The meals served at the Karma Kitchen are delicious Indian cuisine that is 100% vegetarian, with a number of vegan options, as noted on the chalkboard with a (v). And don’t worry – while the rest of the Karma Kitchen staff is volunteers, the chefs are hired professionals.
Meals are served “Thali Style” which means diners get to try a little bit of everything on the menu! The menu last Sunday included the following – (going Clockwise from 12′o clock on the picture below):
- Jeera Aloo (v) – Spicy potatoes
- Hing Dal (v) - a lentil stew
- Raita - a yogurt sauce which helps to cut the heat in the other dishes
- Sabzi Pakora (v) - a fritter of deep fried assorted veggies in chickpea flour (my favorite dish of the day)
- Naan - fresh, soft bread. (Vegans can substitute Roti instead)
- Kheer - a sweet rice pudding dessert (delicious!)
- Vegetable Jalfreezi (v) - a very spicy stew of green peppers & tomatoes (another favorite of mine!)
- Palak Paneer - Spinach with Paneer Cheese
- Vegetable Biryani - a Rice pilaf in the center of the plate
Not pictured, Chai Tea and Mango Lassi (a mango & yogurt drink) were offered as beverages.
Although this was a lot of food, it was delicious and I cleared my plate very quickly!
After lunch, it was time to get to work!

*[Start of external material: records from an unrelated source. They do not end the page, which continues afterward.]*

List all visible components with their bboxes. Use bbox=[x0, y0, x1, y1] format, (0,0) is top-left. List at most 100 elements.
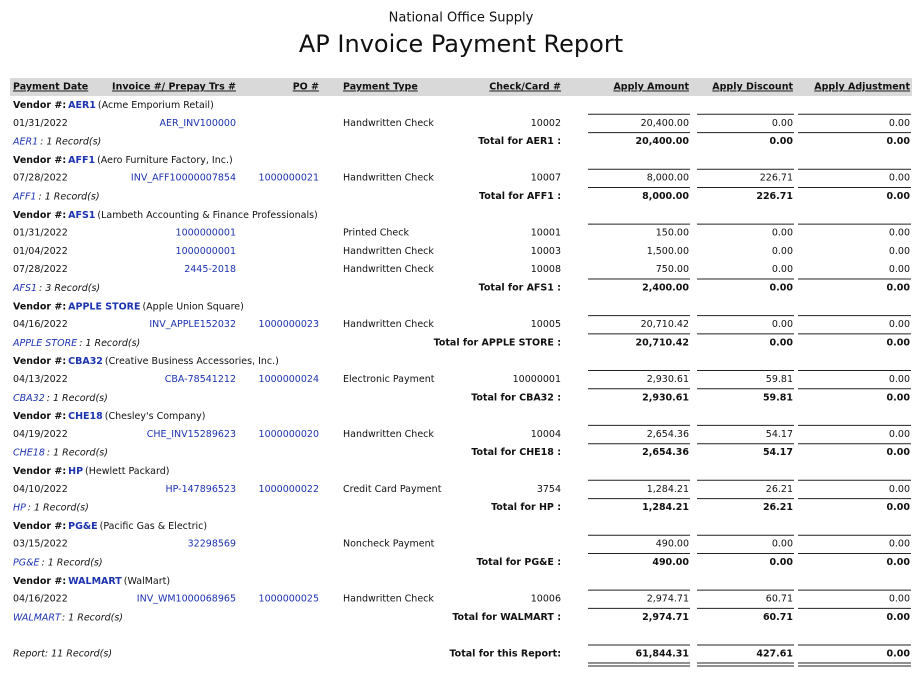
total-label: Total for PG&E : bbox=[476, 557, 561, 568]
vendor-label: Vendor #: bbox=[13, 356, 66, 367]
cell: 07/28/2022 bbox=[13, 264, 68, 275]
vendor-name: (Chesley's Company) bbox=[105, 411, 206, 422]
record-count: AFS1: 3 Record(s) bbox=[12, 283, 100, 294]
cell: Handwritten Check bbox=[343, 429, 434, 440]
vendor-code: CHE18 bbox=[68, 411, 103, 422]
cell: 150.00 bbox=[656, 228, 689, 239]
column-header: Payment Type bbox=[343, 82, 418, 93]
cell: 490.00 bbox=[656, 539, 689, 550]
record-text: : 1 Record(s) bbox=[40, 136, 101, 147]
total-value: 0.00 bbox=[887, 502, 911, 513]
total-value: 0.00 bbox=[887, 557, 911, 568]
cell: Electronic Payment bbox=[343, 374, 435, 385]
cell: 0.00 bbox=[889, 118, 910, 129]
record-code: AFS1 bbox=[12, 283, 37, 294]
cell: Handwritten Check bbox=[343, 246, 434, 257]
record-count: PG&E: 1 Record(s) bbox=[13, 557, 103, 568]
record-code: WALMART bbox=[13, 612, 62, 623]
total-value: 2,400.00 bbox=[642, 283, 689, 294]
cell: 10004 bbox=[531, 429, 561, 440]
record-code: PG&E bbox=[13, 557, 40, 568]
total-label: Total for CBA32 : bbox=[471, 392, 561, 403]
report-title: AP Invoice Payment Report bbox=[299, 30, 623, 58]
record-count: CBA32: 1 Record(s) bbox=[13, 392, 108, 403]
report-count: Report: 11 Record(s) bbox=[13, 649, 112, 660]
vendor-name: (Acme Emporium Retail) bbox=[98, 100, 214, 111]
report-total-label: Total for this Report: bbox=[449, 649, 561, 660]
record-count: WALMART: 1 Record(s) bbox=[13, 612, 123, 623]
cell: 3754 bbox=[537, 484, 561, 495]
cell: 0.00 bbox=[772, 264, 793, 275]
total-value: 2,654.36 bbox=[642, 447, 689, 458]
cell: 1000000023 bbox=[259, 319, 319, 330]
cell: 2,654.36 bbox=[647, 429, 689, 440]
total-label: Total for AFS1 : bbox=[479, 283, 561, 294]
cell: 0.00 bbox=[889, 228, 910, 239]
vendor-name: (Apple Union Square) bbox=[142, 301, 243, 312]
cell: 20,710.42 bbox=[641, 319, 689, 330]
column-header: PO # bbox=[293, 82, 319, 93]
cell: INV_APPLE152032 bbox=[149, 319, 236, 330]
cell: 01/31/2022 bbox=[13, 228, 68, 239]
cell: 26.21 bbox=[766, 484, 793, 495]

The group of volunteers was split up into various tasks including Hosts and Servers in the front of the house and Dishwashers (yes, really) and Food Platers in the back of the house. As first-time volunteers, Mike and I were given the opportunity to be Servers so that we could interact with the Customers and get the full Karma Kitchen experience.
I’ve never waitressed before in my life, so I was very nervous! Thankfully the “Thali Style” ordering made it easy – guests “ordered by exclusion” telling us only what they didn’t want – and we brought out everything else. We also each only had 4 tables assigned to us. I actually very much enjoyed waitressing, although it gave me a true respect for restaurant servers that probably have 2 – 3 times the workload I experienced during my shift!
Getting into the Spirit
To truly inspire joy and foster a sense of community, Karma Kitchen integrates it’s message throughout the experience in several other ways.
Each table in the restaurant had a notebook on it so that in addition to paying it forward, guests could also leave messages to future diners.
This was an actual message I found in one of the notebooks:
“I hope you enjoy my gift of kindness, it was truly a pleasure to pass this onto you. Enjoy your meal and continue to spread the love.”
There was also a table at the front full of books, movies, music, and crafts that anyone could browse and take. There were no prices on any items, but just like the food, guests could pay it forward however they wished, perhaps by dropping a contribution in the box, or writing in their name on the volunteer sign up sheet.
Lastly – my favorite part – every month there is a different theme at Karma Kitchen and an activity to go along with the theme. Since October 2nd was Gandhi’s birthday, the October theme centered around one of his most famous quotes: “Be the change you wish to see in the world.”
Tying into that theme, guests and volunteers alike were encouraged to think about how they planned to be the change, and write it down on a piece of paper for displaying.
I truly had a wonderful time at Karma Kitchen, and left feeling more joy and hope for the future. I love the positive message embodied by Karma Kitchen, and I sincerely hope that message spreads!
In what ways do you plan to Be the Change?
Bonus Image: At a place as full of heart as Karma Kitchen, even their potatoes show it!